Quel conseil donnerais-tu à quelqu’un qui hésite à se lancer dans l’aventure entrepreneuriale ?

Le premier conseil serait de ne pas hésiter à se lancer. Dans mon entourage, beaucoup de personnes trouvent des excuses pour ne pas entreprendre : le manque de réseau, de compétences adaptées, d’argent… Pour moi, ce sont de mauvaises raisons. Quand je me suis lancée, je n’avais pas un rond ! Je pense que quand on veut vraiment, on trouve toujours des solutions. Les mentors et le réseau, ça va se chercher. Quant aux compétences, elles s’apprennent ! Si vous ne vous lancez pas, quelqu’un d’autre le fera à votre place. Vous aurez tout le temps de trouver les solutions quand vous vous serez lancés. L’entrepreneuriat, c’est justement apprendre à résoudre des problèmes au quotidien.

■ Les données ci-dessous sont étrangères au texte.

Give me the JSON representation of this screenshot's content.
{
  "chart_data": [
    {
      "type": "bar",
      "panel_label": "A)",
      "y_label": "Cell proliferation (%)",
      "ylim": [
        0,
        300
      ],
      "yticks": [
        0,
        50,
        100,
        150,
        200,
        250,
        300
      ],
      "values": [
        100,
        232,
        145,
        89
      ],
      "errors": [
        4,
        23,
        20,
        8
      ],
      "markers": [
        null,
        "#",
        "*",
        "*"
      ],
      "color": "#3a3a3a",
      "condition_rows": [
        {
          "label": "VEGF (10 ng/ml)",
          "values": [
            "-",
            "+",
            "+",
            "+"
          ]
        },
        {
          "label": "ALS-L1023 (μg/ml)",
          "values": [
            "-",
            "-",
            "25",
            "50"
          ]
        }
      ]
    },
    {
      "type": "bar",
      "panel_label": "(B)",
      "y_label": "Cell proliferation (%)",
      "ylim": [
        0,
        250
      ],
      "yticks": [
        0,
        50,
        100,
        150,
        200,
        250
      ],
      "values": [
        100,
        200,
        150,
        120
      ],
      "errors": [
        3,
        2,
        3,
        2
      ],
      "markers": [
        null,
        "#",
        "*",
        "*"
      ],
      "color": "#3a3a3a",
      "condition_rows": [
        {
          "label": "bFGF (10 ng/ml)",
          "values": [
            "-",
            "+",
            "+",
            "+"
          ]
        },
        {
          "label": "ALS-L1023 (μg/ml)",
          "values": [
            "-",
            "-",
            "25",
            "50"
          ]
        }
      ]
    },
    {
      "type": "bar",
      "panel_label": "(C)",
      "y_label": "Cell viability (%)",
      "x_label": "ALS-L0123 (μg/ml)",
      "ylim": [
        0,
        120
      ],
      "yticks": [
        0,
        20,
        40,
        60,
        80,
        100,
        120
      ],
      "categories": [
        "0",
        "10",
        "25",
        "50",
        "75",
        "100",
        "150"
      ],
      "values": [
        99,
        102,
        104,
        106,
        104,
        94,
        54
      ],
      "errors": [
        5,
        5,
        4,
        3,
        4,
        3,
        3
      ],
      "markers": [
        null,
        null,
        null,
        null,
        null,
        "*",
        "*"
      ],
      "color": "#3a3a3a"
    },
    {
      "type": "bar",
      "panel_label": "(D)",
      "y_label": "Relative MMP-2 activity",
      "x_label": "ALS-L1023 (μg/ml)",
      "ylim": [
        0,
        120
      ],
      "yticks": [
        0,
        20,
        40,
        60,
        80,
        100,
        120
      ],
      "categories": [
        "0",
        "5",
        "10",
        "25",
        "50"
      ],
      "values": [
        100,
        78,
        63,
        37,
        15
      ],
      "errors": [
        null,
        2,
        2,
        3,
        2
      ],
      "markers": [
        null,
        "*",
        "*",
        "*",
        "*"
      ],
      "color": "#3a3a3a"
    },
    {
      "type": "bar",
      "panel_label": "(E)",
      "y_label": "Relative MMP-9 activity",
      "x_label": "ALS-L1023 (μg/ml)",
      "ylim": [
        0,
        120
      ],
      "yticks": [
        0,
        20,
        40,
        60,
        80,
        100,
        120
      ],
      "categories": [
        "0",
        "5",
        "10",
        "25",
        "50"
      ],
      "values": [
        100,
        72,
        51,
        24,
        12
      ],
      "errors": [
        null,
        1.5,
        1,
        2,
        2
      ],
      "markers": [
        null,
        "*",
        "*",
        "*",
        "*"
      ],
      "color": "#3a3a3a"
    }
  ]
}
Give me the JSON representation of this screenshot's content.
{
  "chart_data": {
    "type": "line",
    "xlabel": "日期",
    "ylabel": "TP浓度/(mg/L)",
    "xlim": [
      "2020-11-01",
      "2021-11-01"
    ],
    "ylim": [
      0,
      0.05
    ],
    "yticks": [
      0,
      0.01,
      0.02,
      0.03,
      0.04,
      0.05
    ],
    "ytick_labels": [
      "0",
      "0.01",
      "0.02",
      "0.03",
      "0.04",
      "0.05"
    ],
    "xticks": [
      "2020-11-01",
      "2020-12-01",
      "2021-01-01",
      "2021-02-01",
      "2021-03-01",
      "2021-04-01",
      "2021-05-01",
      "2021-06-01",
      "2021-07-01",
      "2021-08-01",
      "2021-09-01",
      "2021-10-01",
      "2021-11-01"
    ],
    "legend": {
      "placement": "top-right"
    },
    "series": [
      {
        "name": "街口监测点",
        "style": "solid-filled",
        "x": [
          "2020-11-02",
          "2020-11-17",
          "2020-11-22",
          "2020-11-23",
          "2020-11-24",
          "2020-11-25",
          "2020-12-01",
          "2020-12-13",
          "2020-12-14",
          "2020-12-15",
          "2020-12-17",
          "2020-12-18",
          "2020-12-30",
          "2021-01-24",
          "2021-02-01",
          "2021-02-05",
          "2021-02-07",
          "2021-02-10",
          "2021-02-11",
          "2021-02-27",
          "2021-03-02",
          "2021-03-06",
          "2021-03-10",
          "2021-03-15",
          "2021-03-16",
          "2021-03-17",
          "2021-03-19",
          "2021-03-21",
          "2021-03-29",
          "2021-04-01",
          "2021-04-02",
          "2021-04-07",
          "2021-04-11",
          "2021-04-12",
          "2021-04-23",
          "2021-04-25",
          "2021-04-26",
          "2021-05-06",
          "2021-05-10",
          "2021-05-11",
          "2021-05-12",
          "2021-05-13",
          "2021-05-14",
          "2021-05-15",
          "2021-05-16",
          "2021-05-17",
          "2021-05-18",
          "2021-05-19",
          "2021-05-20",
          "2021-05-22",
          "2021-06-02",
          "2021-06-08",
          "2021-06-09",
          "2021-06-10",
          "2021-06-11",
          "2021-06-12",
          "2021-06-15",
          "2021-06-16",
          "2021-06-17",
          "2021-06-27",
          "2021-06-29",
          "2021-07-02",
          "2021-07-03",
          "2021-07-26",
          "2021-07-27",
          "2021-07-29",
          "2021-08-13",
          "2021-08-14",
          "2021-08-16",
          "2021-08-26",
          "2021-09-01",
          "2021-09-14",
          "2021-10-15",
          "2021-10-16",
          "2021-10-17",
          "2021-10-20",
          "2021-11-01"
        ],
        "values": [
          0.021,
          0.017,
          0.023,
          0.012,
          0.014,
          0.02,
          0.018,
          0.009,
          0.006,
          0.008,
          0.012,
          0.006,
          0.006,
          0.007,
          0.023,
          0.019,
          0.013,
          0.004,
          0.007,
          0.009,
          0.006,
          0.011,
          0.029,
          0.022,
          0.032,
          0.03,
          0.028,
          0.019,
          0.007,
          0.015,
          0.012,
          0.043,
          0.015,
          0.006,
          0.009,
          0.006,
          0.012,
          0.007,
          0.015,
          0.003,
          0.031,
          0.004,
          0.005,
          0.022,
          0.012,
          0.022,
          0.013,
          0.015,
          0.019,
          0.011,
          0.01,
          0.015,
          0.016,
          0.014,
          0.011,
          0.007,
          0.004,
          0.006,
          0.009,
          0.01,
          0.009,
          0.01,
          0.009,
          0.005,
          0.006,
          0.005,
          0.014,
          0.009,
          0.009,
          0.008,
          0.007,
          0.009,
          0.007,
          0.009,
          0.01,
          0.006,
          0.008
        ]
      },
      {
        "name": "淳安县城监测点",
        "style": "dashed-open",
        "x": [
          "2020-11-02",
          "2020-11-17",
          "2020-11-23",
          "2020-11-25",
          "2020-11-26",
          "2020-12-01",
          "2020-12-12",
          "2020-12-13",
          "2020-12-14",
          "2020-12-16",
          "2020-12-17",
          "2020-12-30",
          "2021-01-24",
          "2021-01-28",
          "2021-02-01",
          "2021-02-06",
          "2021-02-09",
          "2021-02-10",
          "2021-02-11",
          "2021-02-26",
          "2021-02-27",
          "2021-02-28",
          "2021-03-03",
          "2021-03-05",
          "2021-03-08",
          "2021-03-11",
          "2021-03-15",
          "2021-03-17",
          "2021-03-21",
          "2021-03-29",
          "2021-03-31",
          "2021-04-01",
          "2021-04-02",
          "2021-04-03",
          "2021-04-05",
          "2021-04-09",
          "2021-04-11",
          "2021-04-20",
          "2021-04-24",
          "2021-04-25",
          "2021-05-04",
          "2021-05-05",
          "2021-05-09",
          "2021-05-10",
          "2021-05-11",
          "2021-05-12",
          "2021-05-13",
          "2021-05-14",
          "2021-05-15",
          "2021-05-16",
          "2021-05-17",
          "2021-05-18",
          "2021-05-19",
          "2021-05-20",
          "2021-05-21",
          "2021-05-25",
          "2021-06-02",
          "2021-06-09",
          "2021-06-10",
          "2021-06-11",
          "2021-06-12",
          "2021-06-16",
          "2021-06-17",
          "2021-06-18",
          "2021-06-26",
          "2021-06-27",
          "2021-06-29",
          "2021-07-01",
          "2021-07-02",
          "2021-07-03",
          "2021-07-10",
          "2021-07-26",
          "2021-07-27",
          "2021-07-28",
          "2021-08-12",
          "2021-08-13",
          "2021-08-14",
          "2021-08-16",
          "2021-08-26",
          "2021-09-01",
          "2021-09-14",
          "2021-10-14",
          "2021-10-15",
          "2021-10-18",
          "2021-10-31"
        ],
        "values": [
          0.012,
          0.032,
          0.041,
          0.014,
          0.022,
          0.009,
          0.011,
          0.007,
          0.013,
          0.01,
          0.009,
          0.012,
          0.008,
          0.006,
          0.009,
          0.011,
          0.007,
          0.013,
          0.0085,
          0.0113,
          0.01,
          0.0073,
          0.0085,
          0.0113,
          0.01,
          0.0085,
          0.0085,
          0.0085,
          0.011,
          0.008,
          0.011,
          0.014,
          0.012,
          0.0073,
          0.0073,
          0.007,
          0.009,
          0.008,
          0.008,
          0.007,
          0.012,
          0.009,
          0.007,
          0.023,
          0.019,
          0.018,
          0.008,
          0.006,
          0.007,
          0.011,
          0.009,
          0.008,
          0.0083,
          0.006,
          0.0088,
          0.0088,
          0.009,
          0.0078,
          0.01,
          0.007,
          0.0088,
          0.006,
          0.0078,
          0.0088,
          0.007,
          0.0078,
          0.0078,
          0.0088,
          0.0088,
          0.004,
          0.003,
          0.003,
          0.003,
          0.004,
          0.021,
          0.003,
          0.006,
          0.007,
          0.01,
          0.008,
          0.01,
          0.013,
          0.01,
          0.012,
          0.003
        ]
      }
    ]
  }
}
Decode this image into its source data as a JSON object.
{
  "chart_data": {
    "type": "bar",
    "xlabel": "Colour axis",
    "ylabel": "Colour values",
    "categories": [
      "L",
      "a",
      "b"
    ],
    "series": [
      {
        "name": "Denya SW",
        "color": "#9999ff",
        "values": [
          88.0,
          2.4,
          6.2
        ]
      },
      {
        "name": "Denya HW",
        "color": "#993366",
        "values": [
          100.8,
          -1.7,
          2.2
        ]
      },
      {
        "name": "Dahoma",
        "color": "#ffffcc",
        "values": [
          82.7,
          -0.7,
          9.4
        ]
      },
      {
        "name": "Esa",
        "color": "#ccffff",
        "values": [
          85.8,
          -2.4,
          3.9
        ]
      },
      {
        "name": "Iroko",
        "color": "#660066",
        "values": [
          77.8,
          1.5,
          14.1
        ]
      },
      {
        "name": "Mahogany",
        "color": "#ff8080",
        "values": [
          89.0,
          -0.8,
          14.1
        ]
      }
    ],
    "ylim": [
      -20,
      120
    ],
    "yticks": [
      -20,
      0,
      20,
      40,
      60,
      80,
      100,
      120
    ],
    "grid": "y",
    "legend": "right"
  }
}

Tu nous partages une histoire de cohabitation réussie ?

Camille, une jeune alsacienne de 26 ans, cohabite depuis juillet dernier avec Françoise, âgée de plus de 80 ans, dans son appartement du douzième arrondissement de Paris. Elles vivent chacune leur vie de manière autonome mais dînent tous les soirs ensemble. Jusqu’ici, Françoise ne mangeait que de la viande et des pâtes, alors que Camille est une grande amatrice de végétaux. Depuis, Françoise s’est remise aux légumes !

Selon toi, qu’est-ce que l’entrepreneuriat social doit amener à la société ?

L’entrepreneuriat apporte des réponses positives aux urgences et enjeux actuels. Il est porteur d’innovations qui rendent la société meilleure.